Longevity in India requires building cross-cutting coalitions. Modi built one anchored in aspiration: poor households that experienced first-time dignity goods; lower-middle classes that value order, opportunity and more spending power; entrepreneurs with ‘ease of doing business’; and youth mainstreamed in the global opportunity runway. The beauty of this coalition is that it has no expiry date. Every success achieved becomes a stepping stone for the next aspiration while the credit accumulates in Modi’s bank.
The world is in churn. Supply chains rewired, technologies re-stacked, security assumptions rewritten, many governments in free fall in matured economies and emerging, distant theatres and nearer home. In such moments, countries with internal cohesion and external clarity gain disproportionate traction. Modi’s longevity offers that continuity. It tells investors, innovators, and partners that India will keep showing up on infrastructure, on reforms, on rules-based engagement and the largest democratic market in the world – long enough for plans to mature.
But what if one had to summarise these innumerable qualities of Modi, reflected and imbibed over a lifetime? My answer would be just three qualities: Resolve, Strength and Sewa. Consider the resolute manner in which he has dealt with the current USA administration. Or the steadfast, lifelong conviction in India’s civilisational values, his organisations ideological moorings. Or a life spent in Sewa of the nation and its people, prioritising that above everything else. Looking back, it could not have been any other way, given Modi’s early initiation into the sanskar of the Rashtriya Swayamsevak Sangh.
A final personal note.
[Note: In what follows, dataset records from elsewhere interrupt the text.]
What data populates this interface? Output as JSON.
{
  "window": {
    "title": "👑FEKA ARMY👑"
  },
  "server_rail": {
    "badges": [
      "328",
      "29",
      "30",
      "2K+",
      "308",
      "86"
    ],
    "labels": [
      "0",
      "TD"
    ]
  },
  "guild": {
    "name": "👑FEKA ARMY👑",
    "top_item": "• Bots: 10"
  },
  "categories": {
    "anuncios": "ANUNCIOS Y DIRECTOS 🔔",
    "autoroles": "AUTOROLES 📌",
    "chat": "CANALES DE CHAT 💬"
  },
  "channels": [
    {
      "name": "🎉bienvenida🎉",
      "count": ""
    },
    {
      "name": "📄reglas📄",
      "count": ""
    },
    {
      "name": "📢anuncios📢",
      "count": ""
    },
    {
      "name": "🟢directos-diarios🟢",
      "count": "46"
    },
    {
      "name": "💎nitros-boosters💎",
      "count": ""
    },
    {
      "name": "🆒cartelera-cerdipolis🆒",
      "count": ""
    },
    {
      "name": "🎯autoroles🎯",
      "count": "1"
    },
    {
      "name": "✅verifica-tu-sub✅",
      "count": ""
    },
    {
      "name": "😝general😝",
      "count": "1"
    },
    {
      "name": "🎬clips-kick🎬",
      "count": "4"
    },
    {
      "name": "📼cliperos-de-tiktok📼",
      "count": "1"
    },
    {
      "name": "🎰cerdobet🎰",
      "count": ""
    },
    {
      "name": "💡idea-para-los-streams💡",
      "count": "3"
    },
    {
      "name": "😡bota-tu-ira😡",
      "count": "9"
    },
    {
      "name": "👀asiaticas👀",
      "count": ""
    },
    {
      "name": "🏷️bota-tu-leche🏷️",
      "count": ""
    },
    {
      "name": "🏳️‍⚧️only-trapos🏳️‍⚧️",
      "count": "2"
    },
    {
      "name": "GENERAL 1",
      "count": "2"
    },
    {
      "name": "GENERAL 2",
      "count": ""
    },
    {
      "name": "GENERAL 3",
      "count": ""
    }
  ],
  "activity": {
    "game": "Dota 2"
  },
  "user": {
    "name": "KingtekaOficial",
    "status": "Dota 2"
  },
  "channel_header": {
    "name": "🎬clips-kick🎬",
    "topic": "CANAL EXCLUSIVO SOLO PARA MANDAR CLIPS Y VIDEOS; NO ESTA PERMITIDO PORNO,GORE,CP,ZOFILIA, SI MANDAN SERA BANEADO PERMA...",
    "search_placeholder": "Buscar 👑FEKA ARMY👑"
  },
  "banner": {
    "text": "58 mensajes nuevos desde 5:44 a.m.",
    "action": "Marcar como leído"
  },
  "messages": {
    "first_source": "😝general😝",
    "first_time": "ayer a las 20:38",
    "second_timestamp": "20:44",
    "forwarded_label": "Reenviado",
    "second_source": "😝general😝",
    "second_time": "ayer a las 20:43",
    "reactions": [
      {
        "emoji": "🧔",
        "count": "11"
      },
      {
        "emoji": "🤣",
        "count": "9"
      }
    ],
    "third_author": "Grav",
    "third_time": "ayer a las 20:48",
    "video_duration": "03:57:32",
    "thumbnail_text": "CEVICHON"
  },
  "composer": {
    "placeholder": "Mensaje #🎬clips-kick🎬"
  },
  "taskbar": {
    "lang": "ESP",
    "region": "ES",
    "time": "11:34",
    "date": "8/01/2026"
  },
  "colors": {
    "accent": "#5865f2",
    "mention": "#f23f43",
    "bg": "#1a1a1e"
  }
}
I am from the generation that has seen India transform from a peripheral sub-regional player to one which the current USA administration believes is key to resolving a European war. This transformation in India’s character is closely intertwined with Modi’s national ascent. That is why Modi has lasted. And that is why India’s rising stature is not a seasonal story but a structural one. A leader’s greatest legacy is not a monument or a metric; it is a mindset. By teaching a billion people that podiums are also for them, not only for others, Narendra Modi has already changed the country. The world is learning to adjust to that new Indian default: ambitious, persistent, relevant and here to stay.